Sound-Image Relations in Interactive Art

9 Audiovisual Interactions in the Digital Medium: Pattern Playback

It was not until the 1990s that participating visitors in interactive art projects were able to engage in joint manipulation of acoustic and visual information. One of the methods used to achieve image sonification was based on the principles of pattern playback. In 1997, Toshio Iwai created Piano as image media, an installation in which visitors use a trackball to draw shapes and patterns that are then projected onto a screen and interpreted as musical notation. The individual pixels of the patterns first move slowly line by line toward a real piano, accelerating from a particular threshold onward as they approach the keyboard, which then independently plays the corresponding note. The pixels now appear to traverse the keyboard, only—this time on a vertical projection screen—to stream out of the piano, changing into colored, geometric objects as they flow.

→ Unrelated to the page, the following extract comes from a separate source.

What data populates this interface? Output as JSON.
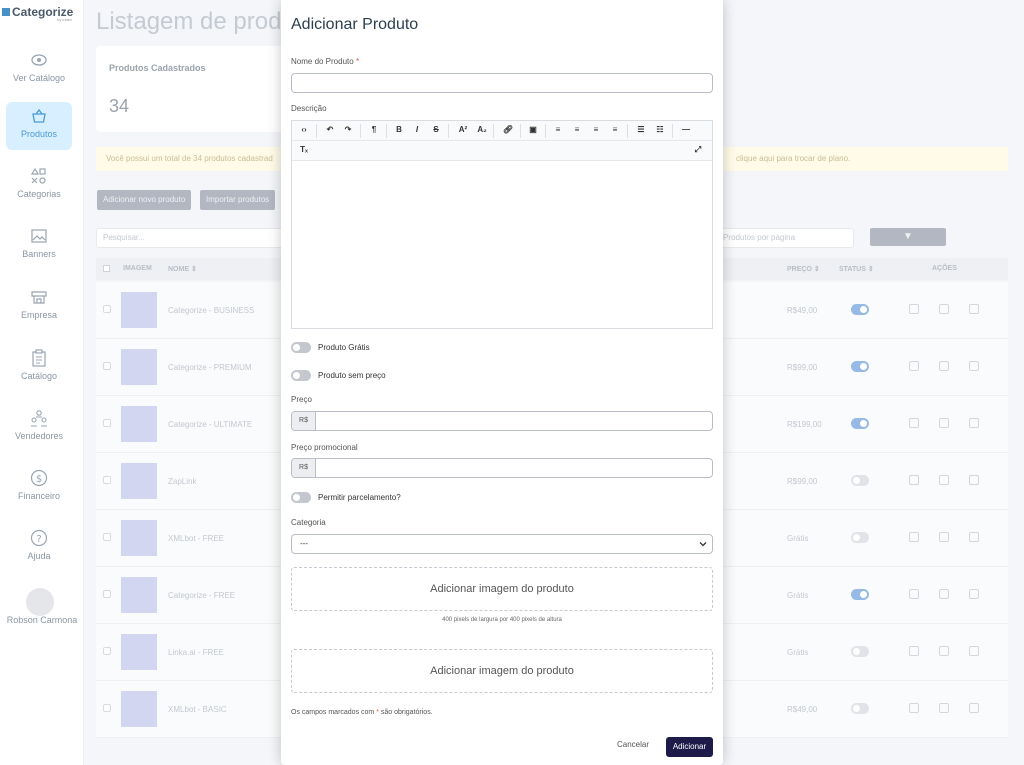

In his work audiovisual environment suite, Golan Levin also experimented with directly drawing the sounds, using a standard interface consisting of a mouse and a monitor. He is interested in the idea of a painterly metaphor for interfaces: This metaphor is based on the idea of an inexhaustible, extremely variable, dynamic, audiovisual substance which can be freely ‘painted,’ manipulated, and deleted in a free-form, non-diagrammatic context.[16]

In the first application of the Yellowtail series, the sonification of the shapes drawn with the mouse and set into motion by the system is still achieved by means of an axis that repeatedly sweeps from the bottom to the top of the image, triggering a sound as soon as it makes contact with a pixel (the horizontal position determines the tone, the brightness determines the volume). In his subsequent project, Loom, Levin dispenses with this axis and generates the sound directly from the shape drawn by the user, mapping the time axis straight onto it. Thus, for example, a thicker line generates a louder note, while a change in direction increases the brightness of its timbre. The movement dynamics of the drawing are recorded and then played back repeatedly.